Proteobench / ProteoBench

ProteoBench is an open and collaborative platform for community-curated benchmarks for proteomics data analysis pipelines. Our goal is to allow a continuous, easy, and controlled comparison of proteomics data analysis workflows.
https://proteobench.readthedocs.io
Apache License 2.0
27 stars 7 forks source link

protein groups parsing for FragPipe #301

Open mlocardpaulet opened 1 month ago

mlocardpaulet commented 1 month ago

I don't think that we parse correctly the ions in FragPipe. In the .toml, I see this:

[mapper]
"Peptide Sequence" = "Sequence"
Protein = "Proteins"
Charge = "Charge"

So do we completely ignore the field Mapped Proteins? In the combined.tsv table, there are two columns that we need to concatenate to get the protein groups: Proteins and Mapped Proteins. If we only consider the Proteins, we only have one accession from the group. This is not what we do for the other pipelines. This clearly overestimates the quantification error because peptide sequences that match several species will be considered in its calculation.

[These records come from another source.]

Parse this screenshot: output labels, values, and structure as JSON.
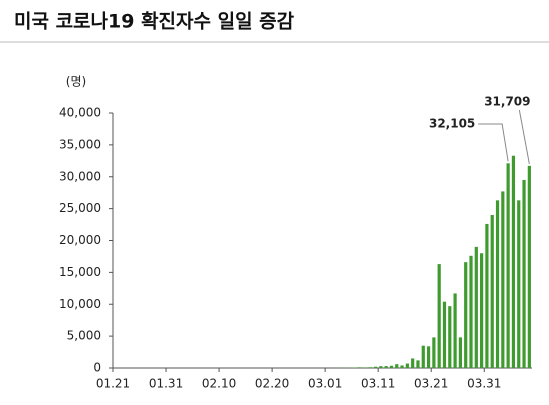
{
  "chart_data": {
    "type": "bar",
    "title": "미국 코로나19 확진자수 일일 증감",
    "y_label": "(명)",
    "categories": [
      "01.21",
      null,
      null,
      null,
      null,
      null,
      null,
      null,
      null,
      null,
      "01.31",
      null,
      null,
      null,
      null,
      null,
      null,
      null,
      null,
      null,
      "02.10",
      null,
      null,
      null,
      null,
      null,
      null,
      null,
      null,
      null,
      "02.20",
      null,
      null,
      null,
      null,
      null,
      null,
      null,
      null,
      null,
      "03.01",
      null,
      null,
      null,
      null,
      null,
      null,
      null,
      null,
      null,
      "03.11",
      null,
      null,
      null,
      null,
      null,
      null,
      null,
      null,
      null,
      "03.21",
      null,
      null,
      null,
      null,
      null,
      null,
      null,
      null,
      null,
      "03.31",
      null,
      null,
      null,
      null,
      null,
      null,
      null,
      null
    ],
    "values": [
      1,
      0,
      0,
      1,
      0,
      1,
      0,
      0,
      0,
      0,
      0,
      1,
      0,
      1,
      0,
      0,
      0,
      0,
      0,
      0,
      1,
      0,
      0,
      0,
      0,
      0,
      0,
      0,
      0,
      0,
      0,
      0,
      0,
      0,
      1,
      0,
      1,
      2,
      0,
      1,
      8,
      7,
      23,
      20,
      33,
      75,
      110,
      95,
      120,
      200,
      290,
      300,
      350,
      600,
      400,
      700,
      1500,
      1200,
      3500,
      3400,
      4800,
      16300,
      10400,
      9700,
      11700,
      4800,
      16600,
      17600,
      19000,
      18000,
      22600,
      24000,
      26300,
      27700,
      32105,
      33300,
      26300,
      29500,
      31709
    ],
    "value_labels": [
      null,
      null,
      null,
      null,
      null,
      null,
      null,
      null,
      null,
      null,
      null,
      null,
      null,
      null,
      null,
      null,
      null,
      null,
      null,
      null,
      null,
      null,
      null,
      null,
      null,
      null,
      null,
      null,
      null,
      null,
      null,
      null,
      null,
      null,
      null,
      null,
      null,
      null,
      null,
      null,
      null,
      null,
      null,
      null,
      null,
      null,
      null,
      null,
      null,
      null,
      null,
      null,
      null,
      null,
      null,
      null,
      null,
      null,
      null,
      null,
      null,
      null,
      null,
      null,
      null,
      null,
      null,
      null,
      null,
      null,
      null,
      null,
      null,
      null,
      "32,105",
      null,
      null,
      null,
      "31,709"
    ],
    "color": "#3f9b2f",
    "ylim": [
      0,
      40000
    ],
    "yticks": [
      0,
      {
        "value": 5000,
        "label": "5,000"
      },
      {
        "value": 10000,
        "label": "10,000"
      },
      {
        "value": 15000,
        "label": "15,000"
      },
      {
        "value": 20000,
        "label": "20,000"
      },
      {
        "value": 25000,
        "label": "25,000"
      },
      {
        "value": 30000,
        "label": "30,000"
      },
      {
        "value": 35000,
        "label": "35,000"
      },
      {
        "value": 40000,
        "label": "40,000"
      }
    ],
    "grid": false
  }
}
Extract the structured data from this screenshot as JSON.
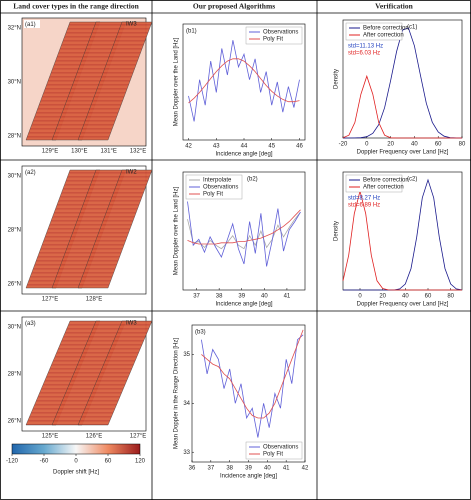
{
  "headers": [
    "Land cover types in the range direction",
    "Our proposed Algorithms",
    "Verification"
  ],
  "maps": [
    {
      "label": "(a1)",
      "swath": "IW3",
      "lat_labels": [
        "32°N",
        "30°N",
        "28°N"
      ],
      "lon_labels": [
        "129°E",
        "130°E",
        "131°E",
        "132°E"
      ]
    },
    {
      "label": "(a2)",
      "swath": "IW2",
      "lat_labels": [
        "30°N",
        "28°N",
        "26°N"
      ],
      "lon_labels": [
        "127°E",
        "128°E"
      ]
    },
    {
      "label": "(a3)",
      "swath": "IW3",
      "lat_labels": [
        "30°N",
        "28°N",
        "26°N"
      ],
      "lon_labels": [
        "125°E",
        "126°E",
        "127°E"
      ]
    }
  ],
  "colorbar": {
    "label": "Doppler shift [Hz]",
    "lim": [
      -120,
      120
    ],
    "ticks": [
      -120,
      -60,
      0,
      60,
      120
    ]
  },
  "chart_data": [
    {
      "type": "line",
      "panel": "(b1)",
      "xlabel": "Incidence angle [deg]",
      "ylabel": "Mean Doppler over the Land [Hz]",
      "xlim": [
        41.8,
        46.2
      ],
      "xticks": [
        42,
        43,
        44,
        45,
        46
      ],
      "ylim": [
        0,
        10
      ],
      "legend": "upper right",
      "x": [
        42,
        42.2,
        42.4,
        42.6,
        42.8,
        43,
        43.2,
        43.4,
        43.6,
        43.8,
        44,
        44.2,
        44.4,
        44.6,
        44.8,
        45,
        45.2,
        45.4,
        45.6,
        45.8,
        46
      ],
      "series": [
        {
          "name": "Observations",
          "color": "#6060d8",
          "values": [
            3.8,
            1.6,
            5.2,
            3.0,
            6.8,
            4.1,
            7.9,
            5.6,
            8.6,
            6.3,
            7.4,
            5.2,
            7.0,
            4.1,
            5.9,
            3.0,
            5.0,
            2.4,
            4.6,
            2.8,
            5.2
          ]
        },
        {
          "name": "Poly Fit",
          "color": "#e05050",
          "values": [
            3.2,
            3.6,
            4.1,
            4.7,
            5.3,
            5.9,
            6.4,
            6.8,
            7.0,
            7.0,
            6.8,
            6.4,
            5.9,
            5.3,
            4.7,
            4.2,
            3.8,
            3.5,
            3.3,
            3.3,
            3.4
          ]
        }
      ]
    },
    {
      "type": "line",
      "panel": "(b2)",
      "xlabel": "Incidence angle [deg]",
      "ylabel": "Mean Doppler over the Land [Hz]",
      "xlim": [
        36.4,
        41.8
      ],
      "xticks": [
        37,
        38,
        39,
        40,
        41
      ],
      "ylim": [
        0,
        10
      ],
      "legend": "upper left",
      "x": [
        36.6,
        36.85,
        37.1,
        37.35,
        37.6,
        37.85,
        38.1,
        38.35,
        38.6,
        38.85,
        39.1,
        39.35,
        39.6,
        39.85,
        40.1,
        40.35,
        40.6,
        40.85,
        41.1,
        41.35,
        41.6
      ],
      "series": [
        {
          "name": "Interpolate",
          "color": "#aaaaaa",
          "values": [
            6.0,
            4.0,
            4.1,
            3.6,
            4.2,
            3.8,
            3.5,
            4.0,
            4.6,
            3.8,
            3.5,
            4.6,
            3.8,
            5.0,
            3.6,
            4.3,
            5.5,
            4.5,
            5.3,
            6.0,
            6.6
          ]
        },
        {
          "name": "Observations",
          "color": "#6060d8",
          "values": [
            7.5,
            3.8,
            4.3,
            3.2,
            4.5,
            3.6,
            2.8,
            4.2,
            5.6,
            3.5,
            2.2,
            5.8,
            3.1,
            6.5,
            2.0,
            4.2,
            6.9,
            3.3,
            5.1,
            5.8,
            6.6
          ]
        },
        {
          "name": "Poly Fit",
          "color": "#e05050",
          "values": [
            4.2,
            4.0,
            3.9,
            3.9,
            3.9,
            3.9,
            4.0,
            4.0,
            4.0,
            4.1,
            4.1,
            4.2,
            4.3,
            4.4,
            4.6,
            4.8,
            5.1,
            5.4,
            5.8,
            6.3,
            6.8
          ]
        }
      ]
    },
    {
      "type": "line",
      "panel": "(b3)",
      "xlabel": "Incidence angle [deg]",
      "ylabel": "Mean Doppler in the Range Direction [Hz]",
      "xlim": [
        36,
        42
      ],
      "xticks": [
        36,
        37,
        38,
        39,
        40,
        41,
        42
      ],
      "ylim": [
        32.8,
        35.6
      ],
      "yticks": [
        33,
        34,
        35
      ],
      "legend": "lower right",
      "x": [
        36.5,
        36.8,
        37.1,
        37.4,
        37.7,
        38,
        38.3,
        38.6,
        38.9,
        39.2,
        39.5,
        39.8,
        40.1,
        40.4,
        40.7,
        41,
        41.3,
        41.6,
        41.9
      ],
      "series": [
        {
          "name": "Observations",
          "color": "#6060d8",
          "values": [
            35.3,
            34.6,
            35.1,
            34.9,
            34.3,
            34.7,
            34.0,
            34.4,
            33.7,
            33.9,
            33.3,
            34.0,
            33.5,
            34.2,
            33.9,
            34.9,
            34.4,
            35.3,
            35.4
          ]
        },
        {
          "name": "Poly Fit",
          "color": "#e05050",
          "values": [
            35.0,
            34.9,
            34.8,
            34.75,
            34.6,
            34.5,
            34.3,
            34.1,
            33.9,
            33.75,
            33.7,
            33.7,
            33.8,
            34.0,
            34.3,
            34.6,
            34.9,
            35.2,
            35.5
          ]
        }
      ]
    },
    {
      "type": "line",
      "panel": "(c1)",
      "xlabel": "Doppler Frequency over Land [Hz]",
      "ylabel": "Density",
      "xlim": [
        -20,
        80
      ],
      "xticks": [
        -20,
        0,
        20,
        40,
        60,
        80
      ],
      "ylim": [
        0,
        1.05
      ],
      "legend": "upper left",
      "annotations": [
        {
          "text": "std=11.13 Hz",
          "color": "#1f3fbf"
        },
        {
          "text": "std=6.03 Hz",
          "color": "#e02020"
        }
      ],
      "x": [
        -20,
        -15,
        -10,
        -5,
        0,
        5,
        10,
        15,
        20,
        25,
        30,
        35,
        40,
        45,
        50,
        55,
        60,
        65,
        70,
        75,
        80
      ],
      "series": [
        {
          "name": "Before correction",
          "color": "#1a1a8c",
          "values": [
            0,
            0,
            0.0006,
            0.003,
            0.012,
            0.042,
            0.118,
            0.27,
            0.51,
            0.77,
            0.96,
            0.98,
            0.82,
            0.56,
            0.31,
            0.14,
            0.053,
            0.016,
            0.004,
            0.001,
            0
          ]
        },
        {
          "name": "After correction",
          "color": "#e02020",
          "values": [
            0.002,
            0.025,
            0.139,
            0.39,
            0.55,
            0.39,
            0.139,
            0.025,
            0.002,
            0,
            0,
            0,
            0,
            0,
            0,
            0,
            0,
            0,
            0,
            0,
            0
          ]
        }
      ]
    },
    {
      "type": "line",
      "panel": "(c2)",
      "xlabel": "Doppler Frequency over Land [Hz]",
      "ylabel": "Density",
      "xlim": [
        -15,
        90
      ],
      "xticks": [
        0,
        20,
        40,
        60,
        80
      ],
      "ylim": [
        0,
        1.05
      ],
      "legend": "upper left",
      "annotations": [
        {
          "text": "std=8.27 Hz",
          "color": "#1f3fbf"
        },
        {
          "text": "std=6.89 Hz",
          "color": "#e02020"
        }
      ],
      "x": [
        -15,
        -10,
        -5,
        0,
        5,
        10,
        15,
        20,
        25,
        30,
        35,
        40,
        45,
        50,
        55,
        60,
        65,
        70,
        75,
        80,
        85,
        90
      ],
      "series": [
        {
          "name": "Before correction",
          "color": "#1a1a8c",
          "values": [
            0,
            0,
            0,
            0,
            0,
            0,
            0,
            0,
            0,
            0,
            0.01,
            0.053,
            0.19,
            0.47,
            0.82,
            0.98,
            0.82,
            0.47,
            0.19,
            0.053,
            0.01,
            0.001
          ]
        },
        {
          "name": "After correction",
          "color": "#e02020",
          "values": [
            0.082,
            0.31,
            0.68,
            0.88,
            0.68,
            0.31,
            0.082,
            0.013,
            0.001,
            0,
            0,
            0,
            0,
            0,
            0,
            0,
            0,
            0,
            0,
            0,
            0,
            0
          ]
        }
      ]
    }
  ]
}
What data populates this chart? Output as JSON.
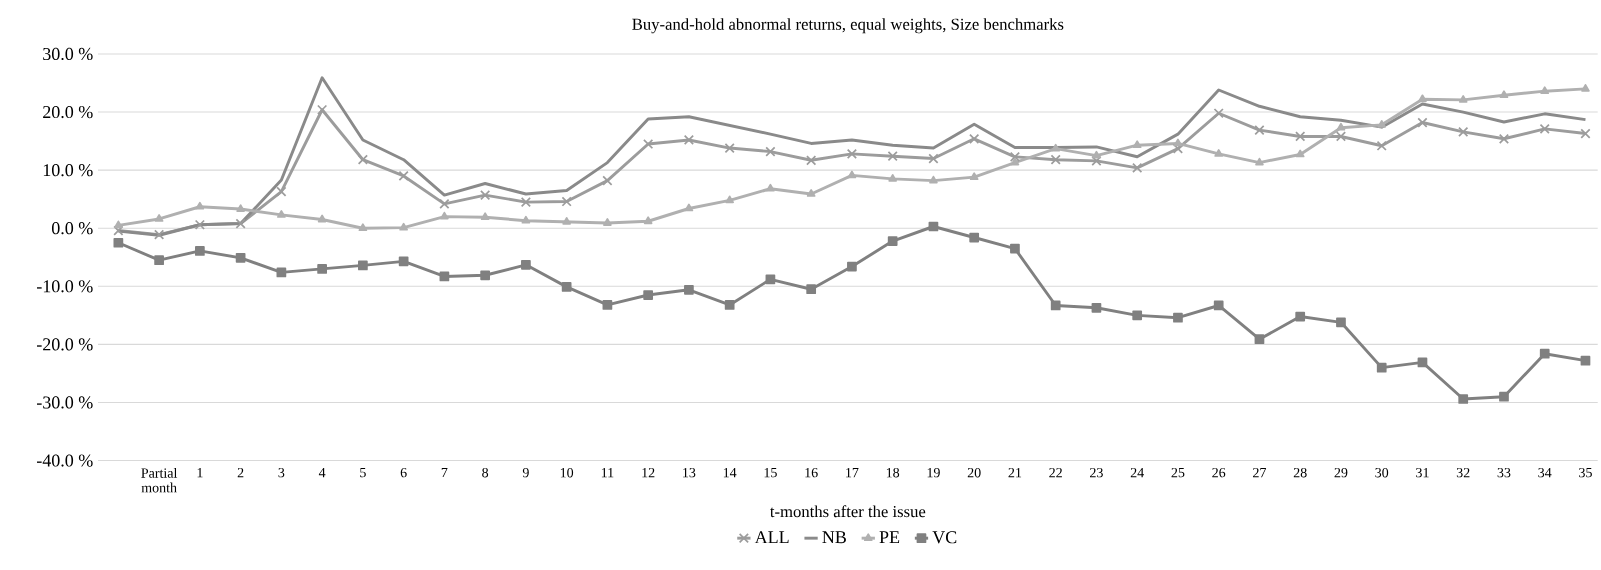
{
  "chart_data": {
    "type": "line",
    "title": "Buy-and-hold abnormal returns, equal weights, Size benchmarks",
    "xlabel": "t-months after the issue",
    "categories": [
      null,
      "Partial month",
      "1",
      "2",
      "3",
      "4",
      "5",
      "6",
      "7",
      "8",
      "9",
      "10",
      "11",
      "12",
      "13",
      "14",
      "15",
      "16",
      "17",
      "18",
      "19",
      "20",
      "21",
      "22",
      "23",
      "24",
      "25",
      "26",
      "27",
      "28",
      "29",
      "30",
      "31",
      "32",
      "33",
      "34",
      "35"
    ],
    "ylim": [
      -40,
      30
    ],
    "yticks": [
      {
        "value": -40,
        "label": "-40.0 %"
      },
      {
        "value": -30,
        "label": "-30.0 %"
      },
      {
        "value": -20,
        "label": "-20.0 %"
      },
      {
        "value": -10,
        "label": "-10.0 %"
      },
      {
        "value": 0,
        "label": "0.0 %"
      },
      {
        "value": 10,
        "label": "10.0 %"
      },
      {
        "value": 20,
        "label": "20.0 %"
      },
      {
        "value": 30,
        "label": "30.0 %"
      }
    ],
    "grid": "y",
    "legend": "bottom",
    "series": [
      {
        "name": "ALL",
        "color": "#9c9c9c",
        "marker": "cross",
        "values": [
          -0.4,
          -1.1,
          0.6,
          0.8,
          6.3,
          20.4,
          11.8,
          9.0,
          4.2,
          5.7,
          4.5,
          4.6,
          8.2,
          14.5,
          15.2,
          13.8,
          13.2,
          11.7,
          12.8,
          12.4,
          12.0,
          15.4,
          12.3,
          11.8,
          11.6,
          10.4,
          13.7,
          19.8,
          16.9,
          15.8,
          15.8,
          14.2,
          18.2,
          16.6,
          15.4,
          17.1,
          16.3
        ]
      },
      {
        "name": "NB",
        "color": "#8a8a8a",
        "marker": "none",
        "values": [
          -0.5,
          -1.2,
          0.6,
          0.8,
          8.3,
          25.9,
          15.2,
          11.8,
          5.7,
          7.7,
          5.9,
          6.5,
          11.3,
          18.8,
          19.2,
          17.7,
          16.2,
          14.6,
          15.2,
          14.3,
          13.8,
          17.9,
          13.9,
          13.9,
          14.0,
          12.3,
          16.2,
          23.8,
          21.0,
          19.2,
          18.6,
          17.4,
          21.4,
          20.0,
          18.3,
          19.7,
          18.7
        ]
      },
      {
        "name": "PE",
        "color": "#b0b0b0",
        "marker": "triangle",
        "values": [
          0.5,
          1.6,
          3.7,
          3.3,
          2.3,
          1.5,
          0.0,
          0.1,
          2.0,
          1.9,
          1.3,
          1.1,
          0.9,
          1.2,
          3.4,
          4.8,
          6.8,
          5.9,
          9.1,
          8.5,
          8.2,
          8.8,
          11.3,
          13.7,
          12.5,
          14.3,
          14.6,
          12.8,
          11.3,
          12.7,
          17.3,
          17.8,
          22.2,
          22.1,
          22.9,
          23.6,
          24.0
        ]
      },
      {
        "name": "VC",
        "color": "#808080",
        "marker": "square",
        "values": [
          -2.5,
          -5.5,
          -3.9,
          -5.1,
          -7.6,
          -7.0,
          -6.4,
          -5.7,
          -8.3,
          -8.1,
          -6.3,
          -10.1,
          -13.2,
          -11.5,
          -10.6,
          -13.2,
          -8.8,
          -10.5,
          -6.6,
          -2.2,
          0.3,
          -1.6,
          -3.5,
          -13.3,
          -13.7,
          -15.0,
          -15.4,
          -13.3,
          -19.1,
          -15.2,
          -16.2,
          -24.0,
          -23.1,
          -29.4,
          -29.0,
          -21.6,
          -22.8
        ]
      }
    ]
  }
}
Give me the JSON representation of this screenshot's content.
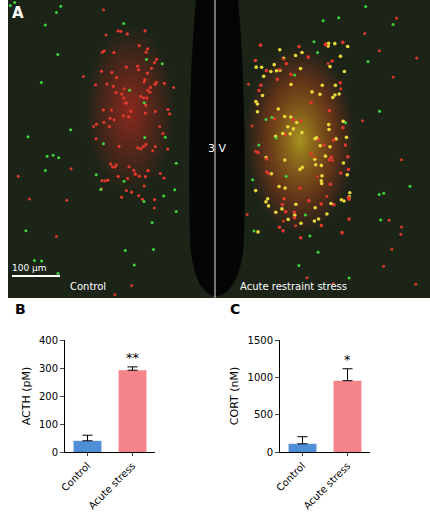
{
  "image_panel": {
    "label": "A",
    "left_label": "Control",
    "right_label": "Acute restraint stress",
    "center_label": "3 V",
    "scale_bar": "100 μm"
  },
  "chart_data": [
    {
      "type": "bar",
      "title": "B",
      "categories": [
        "Control",
        "Acute stress"
      ],
      "values": [
        40,
        292
      ],
      "errors": [
        20,
        12
      ],
      "colors": [
        "#4f8fd8",
        "#f4848a"
      ],
      "y_label": "ACTH (pM)",
      "ylim": [
        0,
        400
      ],
      "yticks": [
        0,
        100,
        200,
        300,
        400
      ],
      "grid": false,
      "annotations": [
        {
          "category": "Acute stress",
          "text": "**"
        }
      ]
    },
    {
      "type": "bar",
      "title": "C",
      "categories": [
        "Control",
        "Acute stress"
      ],
      "values": [
        110,
        955
      ],
      "errors": [
        95,
        160
      ],
      "colors": [
        "#4f8fd8",
        "#f4848a"
      ],
      "y_label": "CORT (nM)",
      "ylim": [
        0,
        1500
      ],
      "yticks": [
        0,
        500,
        1000,
        1500
      ],
      "grid": false,
      "annotations": [
        {
          "category": "Acute stress",
          "text": "*"
        }
      ]
    }
  ]
}
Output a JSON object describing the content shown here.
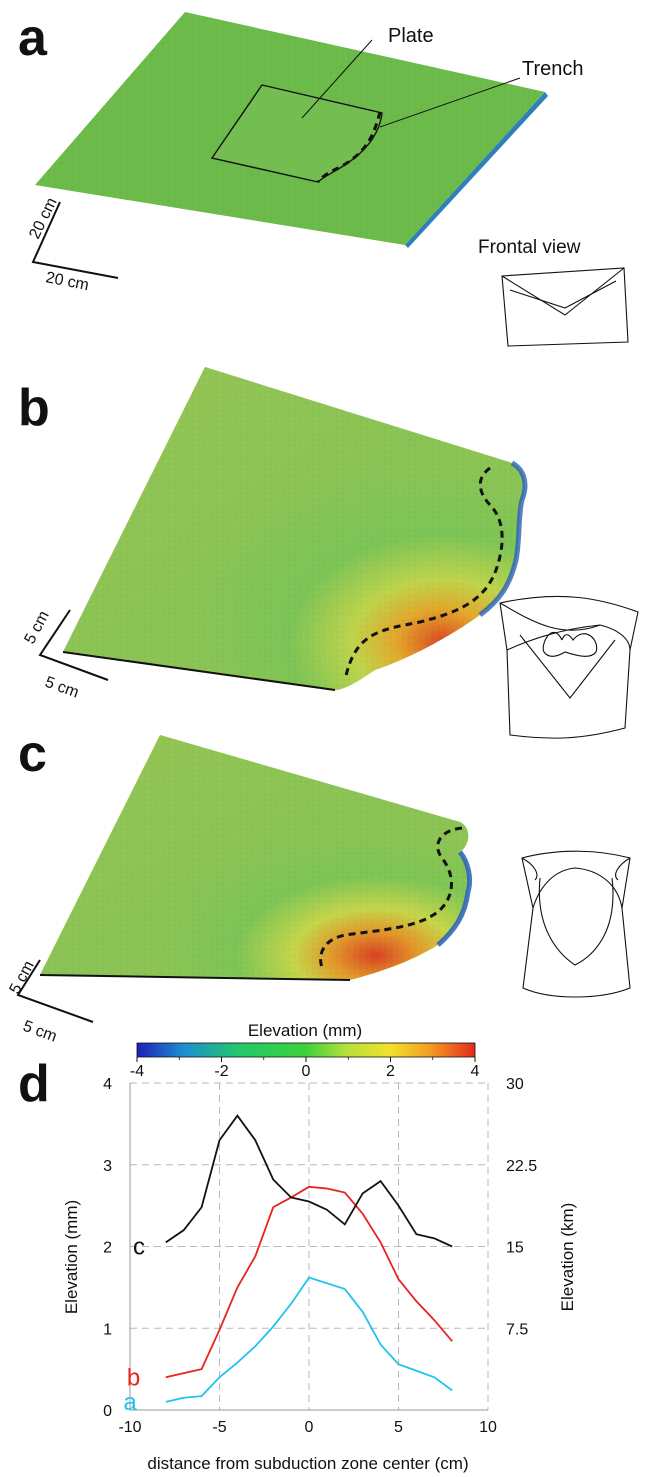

Here is what I get from the FragPipe output file description (https://fragpipe.nesvilab.org/docs/tutorial_fragpipe_outputs.html#combined_iontsv):

Protein protein sequence header corresponding to the identified peptide sequence; this will be the selected razor protein if the peptide maps to multiple proteins (in this case, other mapped proteins are listed in the ‘Mapped Proteins’ column)

So what we need to do is: get the value from the column Proteins, concatenate with the value of Mapped Proteins, and use this as protein group identifyer. @brvpuyve correct me if I am wrong. For information, when there are several accessions in Mapped Proteins, these are separated by ",".

RobbinBouwmeester commented 1 month ago

Can you share the file, that should help us to debug.

brvpuyve commented 1 month ago

@mlocardpaulet you are completely correct! My apologies for not spotting this sooner.